Weeknotes #98

in weeknotes

  • I got the visa extension application submitted on Monday but it wasn’t without a fair amount of stress. It’s embarrassing to admit publicly but I actually went all the way down to the Immigration Services Agency office (about an hour and a half from our place by a combination of trains and buses) and stood around for an hour waiting for my turn to enter the building (COVID-19 protocols) before realising that I didn’t have my passport with me. I then commenced my second mad dash of this entire process. I grabbed a car sharing vehicle from a parking station close to the office and started the round-trip with the aim of returning before 4 pm. As time-consuming as that was going to be, it shouldn’t have been a problem until, in my haste, I entered the wrong address and didn’t notice until I’d arrived at said address. I did eventually make it but not before I had to drive the wrong way down what appeared to be a one-way street to return the car in a torrential downpour. Now I wait.

  • The Omicron variant is circulating and it doesn’t look good (Noah Smith). This is really too bad because I’d started to become more optimistic after another week of low detected cases in Japan.

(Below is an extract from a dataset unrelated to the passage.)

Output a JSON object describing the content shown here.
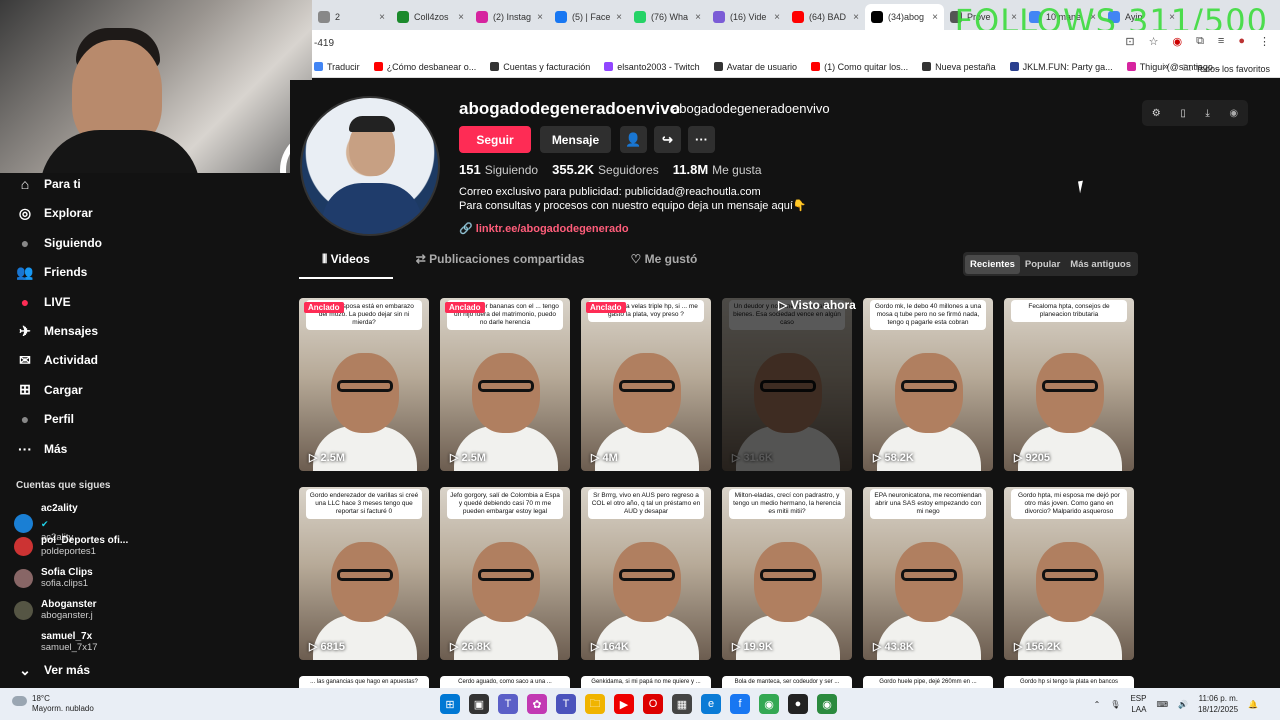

  • Have you ever wondered what the ‘H’ and ‘B’ in ‘HB pencil’ stand for? It’s rare these days that a question like that isn’t easy fodder for a search engine but I couldn’t find an answer in which I had much confidence. If you do a search, you’ll most likely find webpages (e.g. here and here) explaining that ‘H’ stands for ‘hardness’ and ‘B’ stands for ‘blackness’. The problem I have with this explanation is that I don’t think it makes sense. ‘H’ and ‘B’ seem to clearly be attributes on a spectrum and I don’t understand why a pencil manufacturer would have named the ends of such a spectrum ‘hardness’ and ‘blackness’. Why ‘blackness’ and not the obvious ‘softness’? This makes me think that ‘H’ and ‘B’ are from a language other than English and this is the abbreviation equivalent of a backronym.

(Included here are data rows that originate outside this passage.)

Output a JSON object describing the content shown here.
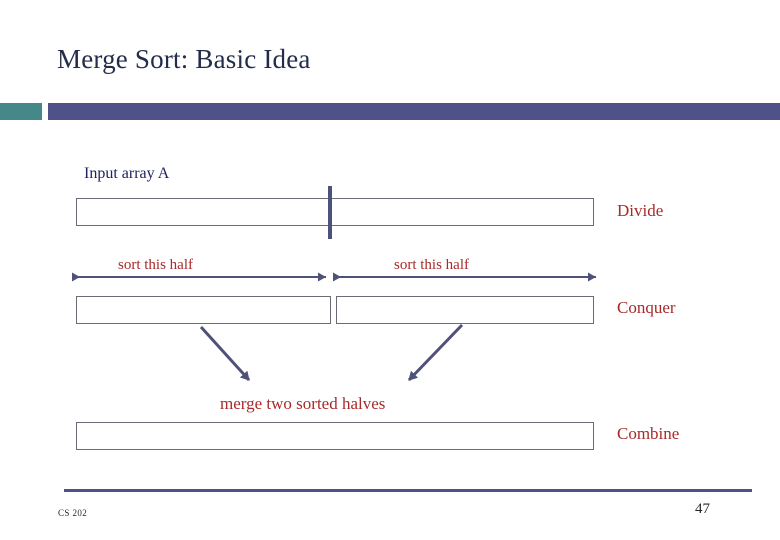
{
  "slide": {
    "title": "Merge Sort: Basic Idea",
    "colors": {
      "title_navy": "#232d4b",
      "accent_teal": "#44888a",
      "accent_purple": "#4f5288",
      "label_navy": "#1f2160",
      "label_red": "#a82a2a",
      "box_border": "#6b6b76",
      "arrow": "#4e5279"
    }
  },
  "diagram": {
    "input_label": "Input array A",
    "stage_labels": {
      "divide": "Divide",
      "conquer": "Conquer",
      "combine": "Combine"
    },
    "sort_left_label": "sort this half",
    "sort_right_label": "sort this half",
    "merge_label": "merge two sorted halves",
    "boxes": {
      "input_array": "",
      "left_half": "",
      "right_half": "",
      "merged_array": ""
    }
  },
  "footer": {
    "course": "CS 202",
    "page_number": "47"
  }
}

  • So is it from another language? The first thing I found claimed that it’s French, with ‘H’ standing for ‘haut’ (meaning ‘high’) and ‘B’ standing for ‘bas’ (meaning ‘low’). In this telling, the high and the low refer to the amount of binding agent in the pencil. The higher the binding agent, the harder the pencil and the less graphite is deposited in a stroke. The lower the binding agent, the reverse. This makes a whole lot of sense but I could find literally no other webpage on Planet Earth that claimed this and so as appealing as it was, it felt like perhaps the French equivalent of a backronym.

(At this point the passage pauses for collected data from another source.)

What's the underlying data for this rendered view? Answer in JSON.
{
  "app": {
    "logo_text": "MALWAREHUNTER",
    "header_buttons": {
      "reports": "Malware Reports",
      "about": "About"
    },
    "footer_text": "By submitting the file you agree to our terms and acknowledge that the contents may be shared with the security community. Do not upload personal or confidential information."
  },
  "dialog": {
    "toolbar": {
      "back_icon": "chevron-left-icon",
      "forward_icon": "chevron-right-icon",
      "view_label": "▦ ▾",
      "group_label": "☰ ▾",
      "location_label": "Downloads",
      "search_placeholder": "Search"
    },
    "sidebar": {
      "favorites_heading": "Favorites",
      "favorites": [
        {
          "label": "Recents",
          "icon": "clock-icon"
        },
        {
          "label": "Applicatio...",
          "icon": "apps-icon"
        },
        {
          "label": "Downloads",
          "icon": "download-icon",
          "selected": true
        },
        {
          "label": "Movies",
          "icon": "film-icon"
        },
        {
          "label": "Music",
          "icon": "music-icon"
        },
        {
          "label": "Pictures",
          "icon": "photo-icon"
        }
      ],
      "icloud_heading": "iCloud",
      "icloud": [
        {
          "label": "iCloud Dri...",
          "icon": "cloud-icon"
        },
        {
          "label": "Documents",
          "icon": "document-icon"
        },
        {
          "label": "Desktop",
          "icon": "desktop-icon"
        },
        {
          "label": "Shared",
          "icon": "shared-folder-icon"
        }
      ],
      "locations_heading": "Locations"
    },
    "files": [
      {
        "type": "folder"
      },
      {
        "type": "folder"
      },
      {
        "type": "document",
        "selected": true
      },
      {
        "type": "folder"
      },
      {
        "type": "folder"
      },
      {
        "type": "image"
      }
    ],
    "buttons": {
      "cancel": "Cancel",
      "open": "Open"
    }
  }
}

  • The second thing I found was from Wikipedia. It claims that Koh-I-Noor Hardtmuth, the company that is credited with inventing the modern pencil, chose the letters arbitrarily. ‘H’ was selected in honour of the company’s founder, Joseph Hardtmuth, and ‘B’ was selected because the company was located in Budějovice. This seems possible but has the same problem as the French explanation: other than the company webpage linked to by Wikipedia, nobody else supports this claim. So despite all that, I’m stuck where I started and still not sure.

  • It consumed a large portion of the weekend but I pushed an initial implementation of Jeep to GitHub. Jeep is an alternative to Janet’s default package manger, JPM. JPM is very capable but it has a few limitations that frustrate me and Jeep is my attempt at making something that works exactly the way I want. In particular, it includes a netrepl server that works great with Conjure, the Neovim plug-in that (ahem) has solid support for Janet.

  • I got around to watching No Time to Die, the final Daniel Craig James Bond film. It’s better than Spectre but I think is weighed down by all the baggage that movie dumped on the series. This sounds harsher than I mean it to, but the most enjoyable part of the film was the anticipation I had once it ended of a new take on the James Bond character. Let’s check back in a couple of years to see if that was woefully misplaced.

  • I watched the third and fourth episodes of Wheel of Time and it was a mixed bag. The third episode was so much better than the first two that I was ready to forget all my concerns. The fourth episode didn’t undo all of that but it did establish the writing is not at the same level as other premium streaming shows I’ve watched.

  • Oh, and we put up the Christmas tree on the weekend given Sunday was the first Sunday in Advent. I generally prefer to wait until December to do anything Christmas-related but the kids have been excited for weeks now about putting the tree up so it was difficult to say no to that. Of course, I put on the Holiday Cocktail Party (Apple Music).